Early on the morning of Thursday 16 March, SpaceX achieved their third successful launch of 2017, making it one launch per month as the first quarter of the year draws to a close. The company launched their Falcon 9 rocket from the Cape Canaveral launch pad in Florida to deliver the communications satellite EchoStar XXIII into Geostationary Transfer Orbit.
After being postponed for two days due to weather, the rocket was eventually launched at 2am Eastern time and is now orbiting 22,000 miles above the Earth. The rocket provides broadcast services for Brazil. This was the second successful launch from Launch Complex 39A which was built in the 1960’s to support the Apollo program (the first successful moon mission) and then the space shuttle program from 1980 – 2011. A 20-year lease was signed for the complex by SpaceX in 2014 by which time the company were able to update the site to support its rockets and spacecraft.

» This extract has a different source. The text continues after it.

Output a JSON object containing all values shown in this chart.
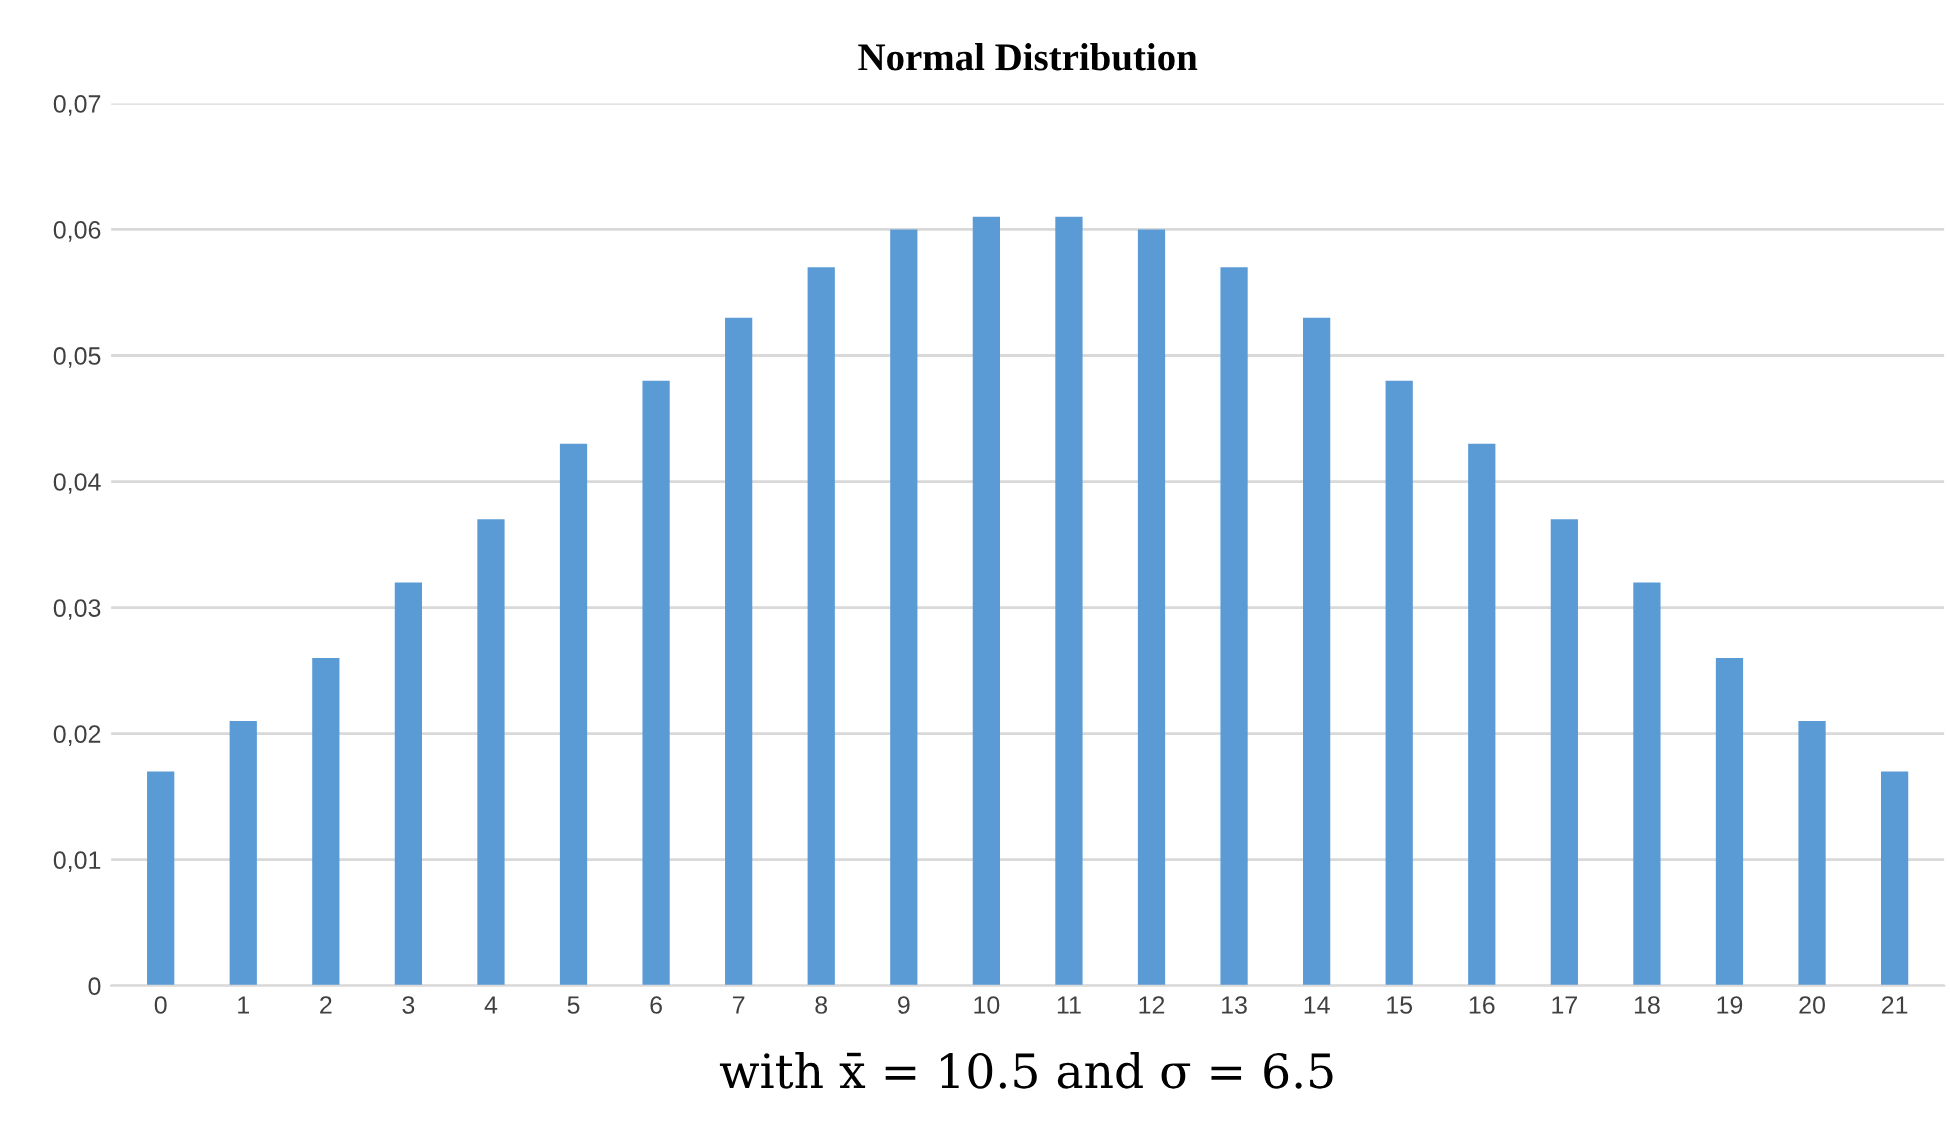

As with previous missions, SpaceX was not able to reserve enough fuel to land the first stage of the rocket. Weighing 12,300 pounds, the satellite proved too heavy for the rocket to achieve both a take off and a controlled landing. The company are aiming to land the first stage of their rockets in other missions, however, as they hope this will bring down the cost and prices for it’s customers.
The next SpaceX launch is scheduled for March 27 where the company will work alongside Luxembourg-based satellite operator SES to launch the SES-10 communications satellite. This will be the first time the company have attempted to launch a reused rocket. “Re-launching a rocket that has already delivered spacecraft to orbit is an important milestone on the path to complete and rapid re-usability,” Gwynne Shotwell, president and chief operating officer of SpaceX, said in August 2016.
SpaceX are also hoping to launch their Falcon Heavy rocket later this year, one which is capable of lifting bigger payloads. The company hope that this launch will pave the way for much bigger missions, such as flying two passengers around the Moon and sending a cargo capsule to Mars in the near future.